I apologize if you are reading this now and are one of the people who follow my blog and emailed me these questions. But I felt the need to address it, because well to me it is silly. And I think at least some of you will think so too! If you sent the email in fun, then take this in the same spirit.

Dear Teenahope, Why are you writing about running off with a cabana boy and now you have added a picture of the week when your blog is supposed to be talking about dealing with Asperger's.

If I want to write something stupid or silly in my blog, it is my blog, right? Just because I said it is about me and my lupus and my son and his ADHD and Asperger's doesn't mean I can't take a flying leap off the edge sometimes when I need to. Sometimes I need to. We all do. Anyone who has a problem with it, just bite me, don't email about it, ok?


Dear Teenahope, Don't you think some of what you write is not what your readers want to see. You flip flop back and forth between serious issues and silliness. I started reading your blog because you seemed care about what you wrote. If your aim is to be popular you should listen to what I have to say.

I am writing my blog for me and for you, but mostly for me. When I realized that I was relating stories about my son to different friends who needed to hear about what it was like on the spectrum, I realized I needed to put my voice out there. But I also needed to do it for me. It helps me relax. I used to write all the time when I was younger, but I stopped. Life cropped up. There wasn't time. You know how it goes. But I can now. I will now. I need to now. Some of it will be funny, some it won't be. This is not said to be mean but if you do not like what my blog has to say, DON'T READ IT! It is really that simple. :)

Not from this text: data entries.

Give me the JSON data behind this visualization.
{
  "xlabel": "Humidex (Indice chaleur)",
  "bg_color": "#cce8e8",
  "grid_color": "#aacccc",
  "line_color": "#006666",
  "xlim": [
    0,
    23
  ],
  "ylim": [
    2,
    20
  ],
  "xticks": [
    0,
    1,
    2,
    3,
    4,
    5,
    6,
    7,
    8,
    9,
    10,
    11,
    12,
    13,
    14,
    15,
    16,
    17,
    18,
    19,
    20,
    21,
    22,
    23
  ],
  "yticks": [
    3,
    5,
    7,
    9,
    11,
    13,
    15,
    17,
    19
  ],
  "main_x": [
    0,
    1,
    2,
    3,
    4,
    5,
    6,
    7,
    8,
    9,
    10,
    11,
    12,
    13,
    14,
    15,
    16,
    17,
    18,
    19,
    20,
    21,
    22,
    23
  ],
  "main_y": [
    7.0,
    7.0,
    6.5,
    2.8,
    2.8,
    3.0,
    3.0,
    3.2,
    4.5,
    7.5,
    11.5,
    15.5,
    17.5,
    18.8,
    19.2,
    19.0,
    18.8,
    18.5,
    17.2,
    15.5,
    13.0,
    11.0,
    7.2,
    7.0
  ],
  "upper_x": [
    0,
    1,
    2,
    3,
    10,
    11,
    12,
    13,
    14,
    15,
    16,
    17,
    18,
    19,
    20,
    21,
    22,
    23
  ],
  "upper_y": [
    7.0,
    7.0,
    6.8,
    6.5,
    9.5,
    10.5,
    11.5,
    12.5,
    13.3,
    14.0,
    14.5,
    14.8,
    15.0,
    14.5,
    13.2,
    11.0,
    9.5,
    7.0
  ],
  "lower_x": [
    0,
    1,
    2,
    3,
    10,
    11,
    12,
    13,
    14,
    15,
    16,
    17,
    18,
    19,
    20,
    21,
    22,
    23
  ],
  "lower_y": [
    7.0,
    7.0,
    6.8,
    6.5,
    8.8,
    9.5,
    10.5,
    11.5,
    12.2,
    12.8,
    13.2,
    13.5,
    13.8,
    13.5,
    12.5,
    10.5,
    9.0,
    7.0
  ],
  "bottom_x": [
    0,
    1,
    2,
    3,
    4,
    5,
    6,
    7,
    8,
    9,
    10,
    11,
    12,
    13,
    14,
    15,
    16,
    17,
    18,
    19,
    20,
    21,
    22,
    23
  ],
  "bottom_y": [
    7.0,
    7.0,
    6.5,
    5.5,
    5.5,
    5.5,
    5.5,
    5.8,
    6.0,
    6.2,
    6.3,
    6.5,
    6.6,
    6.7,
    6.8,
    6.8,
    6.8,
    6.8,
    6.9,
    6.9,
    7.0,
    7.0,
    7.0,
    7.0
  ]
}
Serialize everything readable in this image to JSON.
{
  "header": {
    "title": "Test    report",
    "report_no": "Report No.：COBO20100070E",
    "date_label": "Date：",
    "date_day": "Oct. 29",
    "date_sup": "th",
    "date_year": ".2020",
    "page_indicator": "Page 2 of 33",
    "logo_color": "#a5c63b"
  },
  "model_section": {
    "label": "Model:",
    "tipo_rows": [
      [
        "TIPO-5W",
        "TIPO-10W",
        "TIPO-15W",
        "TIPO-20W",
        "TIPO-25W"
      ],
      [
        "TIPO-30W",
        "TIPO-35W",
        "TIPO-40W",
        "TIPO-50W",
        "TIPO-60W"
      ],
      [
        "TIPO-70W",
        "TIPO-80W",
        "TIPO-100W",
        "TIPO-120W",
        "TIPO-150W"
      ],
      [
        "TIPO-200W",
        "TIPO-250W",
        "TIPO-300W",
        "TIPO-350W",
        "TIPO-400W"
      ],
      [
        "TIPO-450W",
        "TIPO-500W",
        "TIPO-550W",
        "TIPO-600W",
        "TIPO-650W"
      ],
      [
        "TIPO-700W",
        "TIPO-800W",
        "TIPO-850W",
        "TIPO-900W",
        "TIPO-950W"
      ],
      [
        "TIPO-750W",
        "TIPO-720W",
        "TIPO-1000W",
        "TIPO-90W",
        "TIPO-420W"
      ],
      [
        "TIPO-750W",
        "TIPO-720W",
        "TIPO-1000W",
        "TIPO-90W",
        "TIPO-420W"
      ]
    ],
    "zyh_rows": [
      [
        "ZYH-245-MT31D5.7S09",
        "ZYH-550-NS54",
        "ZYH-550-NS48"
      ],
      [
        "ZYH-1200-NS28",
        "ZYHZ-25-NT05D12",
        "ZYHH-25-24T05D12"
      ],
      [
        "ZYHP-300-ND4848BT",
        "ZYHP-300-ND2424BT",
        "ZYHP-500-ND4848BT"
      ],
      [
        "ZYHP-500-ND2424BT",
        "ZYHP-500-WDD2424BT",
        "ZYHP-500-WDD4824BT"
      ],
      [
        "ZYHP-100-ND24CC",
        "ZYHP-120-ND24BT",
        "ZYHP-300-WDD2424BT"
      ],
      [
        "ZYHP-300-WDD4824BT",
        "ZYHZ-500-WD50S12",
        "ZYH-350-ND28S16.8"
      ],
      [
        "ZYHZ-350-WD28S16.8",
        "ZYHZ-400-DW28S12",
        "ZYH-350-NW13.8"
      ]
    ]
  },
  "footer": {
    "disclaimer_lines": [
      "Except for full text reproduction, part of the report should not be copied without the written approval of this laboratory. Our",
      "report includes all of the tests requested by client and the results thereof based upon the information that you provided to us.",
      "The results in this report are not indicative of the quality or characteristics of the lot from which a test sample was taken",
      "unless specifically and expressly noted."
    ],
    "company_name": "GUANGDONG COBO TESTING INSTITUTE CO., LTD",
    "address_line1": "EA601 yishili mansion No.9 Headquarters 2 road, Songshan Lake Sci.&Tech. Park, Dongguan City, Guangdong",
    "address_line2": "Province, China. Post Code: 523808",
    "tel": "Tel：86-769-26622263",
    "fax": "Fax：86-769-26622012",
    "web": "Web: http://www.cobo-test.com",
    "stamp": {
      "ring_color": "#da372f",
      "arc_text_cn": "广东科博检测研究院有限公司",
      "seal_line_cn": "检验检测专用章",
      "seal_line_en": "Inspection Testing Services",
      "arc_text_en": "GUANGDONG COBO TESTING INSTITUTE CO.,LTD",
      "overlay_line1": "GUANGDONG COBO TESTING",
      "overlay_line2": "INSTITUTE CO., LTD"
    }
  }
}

Teenahope, I can sympathize with you having an almost teenager but I think you just need to be firmer with your son. Make listen him to you. You are his mom after all.

I am not asking for your sympathy. Asperger's is a real issue that my son deals with every day, whether you believe it or not. I am spreading awareness. There is a difference. If you don't know the difference it you who have the problem, NOT ME!


Teenahope, Is HistoryBoy his real name?

No, HistoryBoy is NOT his name. In fact, his real name comes from the bible but we call him by a bunch of other nicknames too including Precious, Monkey Boy and Captain Oblivious just to confuse him. Thanks for asking.



(I recieved 2 emails asking this ABSURD question and someone else asked me what I had said because they know HistoryBoy and it was too funny NOT to know what I had responded)
Dear Teenahope, Please tell me you didn't give HistoryBoy a demonstration of the Birds and the Bees.

We did NOT give HistoryBoy a demonstration on the Birds and the Bees. Just to clear the air, I apologize for my abrupt ending to "Animal Planet and the Bird and the Bees", but I thought most would find it funny. We simply said, "No HistoryBoy, that is not appropriate. When you are much older and married you may have sex, and may demonstrate with your wife but until then, no." He looked at me, wondering if I was serious. Deciding that I was, he say "Ok." and left the room. My husband and I proceeded to grab pillows, pull them over our heads and scream with laughter. Does that make the story better for you? But no, there were no demos involved. I think maybe a glass of wine or two after we got him in bed was deserved. DEFINITELY NEEDED!